Luis Suárez como alternativa al fichaje de Julián Álvarez
El tiempo se agota para el Barça. Y el sueño llamado Julián Álvarez se aleja cada día un poco más.
El delantero argentino mantiene el deseo firme de vestir de azulgrana, pero Atlético de Madrid no se mueve ni un milímetro: no quiere vender y controla completamente el futuro del jugador. Sin margen de maniobra y con el mercado avanzando, en los despachos del club ya asumen que necesitan un plan B inmediato. Más aún con la salida de Ferran Torres rumbo a Paris Saint-Germain, que deja otro hueco en la línea ofensiva.
En ese escenario ha irrumpido un nombre con fuerza: Luis Suárez, el colombiano de Sporting CP. No es un simple rumor de fondo.
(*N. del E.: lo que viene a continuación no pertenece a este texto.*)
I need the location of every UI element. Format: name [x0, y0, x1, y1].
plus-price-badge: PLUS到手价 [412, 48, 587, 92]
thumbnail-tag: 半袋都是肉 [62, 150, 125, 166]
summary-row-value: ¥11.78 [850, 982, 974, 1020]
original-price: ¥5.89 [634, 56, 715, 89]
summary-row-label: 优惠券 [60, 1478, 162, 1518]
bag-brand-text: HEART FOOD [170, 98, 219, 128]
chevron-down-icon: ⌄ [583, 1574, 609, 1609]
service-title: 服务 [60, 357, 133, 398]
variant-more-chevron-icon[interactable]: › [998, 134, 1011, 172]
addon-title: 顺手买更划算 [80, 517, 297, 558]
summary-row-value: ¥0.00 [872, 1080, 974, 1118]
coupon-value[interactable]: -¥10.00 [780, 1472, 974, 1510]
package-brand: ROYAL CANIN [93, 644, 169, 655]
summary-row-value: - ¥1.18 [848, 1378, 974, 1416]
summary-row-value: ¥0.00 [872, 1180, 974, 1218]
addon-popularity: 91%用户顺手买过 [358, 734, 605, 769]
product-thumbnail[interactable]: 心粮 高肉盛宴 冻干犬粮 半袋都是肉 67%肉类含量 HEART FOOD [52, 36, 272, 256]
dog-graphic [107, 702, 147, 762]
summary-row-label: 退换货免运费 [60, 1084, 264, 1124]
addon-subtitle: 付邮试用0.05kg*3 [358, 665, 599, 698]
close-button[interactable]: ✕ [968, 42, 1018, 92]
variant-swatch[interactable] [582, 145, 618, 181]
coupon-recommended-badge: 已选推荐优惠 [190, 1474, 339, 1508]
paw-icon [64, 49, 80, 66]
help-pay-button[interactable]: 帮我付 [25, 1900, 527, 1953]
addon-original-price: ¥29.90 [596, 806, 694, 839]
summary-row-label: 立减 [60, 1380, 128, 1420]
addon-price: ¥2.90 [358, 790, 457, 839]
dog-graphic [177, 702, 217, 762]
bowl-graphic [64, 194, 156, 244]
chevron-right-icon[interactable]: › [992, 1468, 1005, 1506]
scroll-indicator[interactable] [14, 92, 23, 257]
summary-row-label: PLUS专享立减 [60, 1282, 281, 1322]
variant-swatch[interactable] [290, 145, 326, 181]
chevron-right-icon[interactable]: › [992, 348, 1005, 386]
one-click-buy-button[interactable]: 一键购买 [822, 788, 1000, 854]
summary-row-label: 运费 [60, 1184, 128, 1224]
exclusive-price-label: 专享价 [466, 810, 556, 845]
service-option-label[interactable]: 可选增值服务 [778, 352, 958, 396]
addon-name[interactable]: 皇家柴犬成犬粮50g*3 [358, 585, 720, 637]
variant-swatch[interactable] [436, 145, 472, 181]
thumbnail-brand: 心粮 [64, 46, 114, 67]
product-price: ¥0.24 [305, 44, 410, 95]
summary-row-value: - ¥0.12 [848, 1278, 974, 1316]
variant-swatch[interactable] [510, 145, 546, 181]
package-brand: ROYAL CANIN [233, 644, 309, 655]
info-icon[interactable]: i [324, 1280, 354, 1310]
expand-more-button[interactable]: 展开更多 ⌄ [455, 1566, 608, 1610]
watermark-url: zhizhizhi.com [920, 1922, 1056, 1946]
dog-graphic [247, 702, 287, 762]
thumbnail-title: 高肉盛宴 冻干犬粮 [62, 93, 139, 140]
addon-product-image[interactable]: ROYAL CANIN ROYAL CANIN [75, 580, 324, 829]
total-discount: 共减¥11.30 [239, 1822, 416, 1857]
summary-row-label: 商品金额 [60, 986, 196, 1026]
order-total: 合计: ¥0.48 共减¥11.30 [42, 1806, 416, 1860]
Según la información de Alex Pintanel, el ariete se ha convertido en una opción real sobre la mesa del Barça, una carta que el club contempla si la vía Julián Álvarez termina definitivamente cerrada.
Una operación cara y sin descuentos
El problema aparece cuando se mira la cifra. Para sacar a Luis Suárez de Lisboa, el Barça tendría que llegar a los 80 millones de euros. Esa es la cláusula de rescisión fijada por Sporting CP, que no contempla rebajas ni negociaciones a la baja por uno de sus jugadores franquicia.
El colombiano, de 28 años, conoce el interés azulgrana. En el club ya lo han seguido de cerca y han visto varios partidos suyos en directo. El perfil gusta, pero el precio obliga a pensarlo dos veces.
Virtudes, dudas y el peso de los números
Sobre el césped, Luis Suárez se presenta como una alternativa interesante a Julián Álvarez. Frente a apuestas más explosivas pero también más imprevisibles como Victor Osimhen o Dusan Vlahovic, el delantero de Sporting CP se percibe como una opción algo más estable, menos arriesgada en cuanto a encaje colectivo.
Sus números en Portugal hablan por él: 38 goles en 54 partidos con Sporting, un registro potente para un atacante que, además, ya sabe lo que es competir en España tras su paso por Granada y Almería. Esa experiencia en LaLiga, aunque no brillante, al menos le evitaría el impacto de adaptación que sí podrían sufrir otros fichajes.
Ahí aparece la otra cara de la moneda. Su historial en el campeonato español no es precisamente demoledor: 23 goles en más de 100 encuentros. Un bagaje discreto para un futbolista por el que habría que pagar 80 millones. A eso se suma un aspecto que en el Barça se analiza con lupa: su tendencia a fallar ocasiones claras y un nivel técnico inferior al de un jugador como Julián Álvarez, mucho más fino en espacios reducidos y asociaciones.
¿Encaja un fichaje de 80 millones?
La gran pregunta en los pasillos del club es si Luis Suárez justifica semejante inversión. El colombiano llega en su mejor momento, ha crecido desde su etapa en LaLiga y se ha consolidado como internacional, pero el listón de los 80 millones coloca la operación en otra dimensión.
Con esa cantidad, el Barça podría explorar otros perfiles, quizá con más techo técnico o con un historial goleador más sólido en las grandes ligas. Y ahí se abre el debate interno: apostar fuerte por un delantero que ya ha mostrado sus límites en España o esperar a que surja una oportunidad distinta en el mercado.
Por ahora, la hoja de ruta es clara: Julián Álvarez sigue siendo la prioridad. Si Atlético de Madrid mantiene el muro levantado, Luis Suárez aparece como el siguiente en la lista. La cuestión es si el Barça está dispuesto a romper la hucha por él o si esos 80 millones acabarán marcando la frontera entre una simple opción… y un fichaje que nunca llegará a producirse.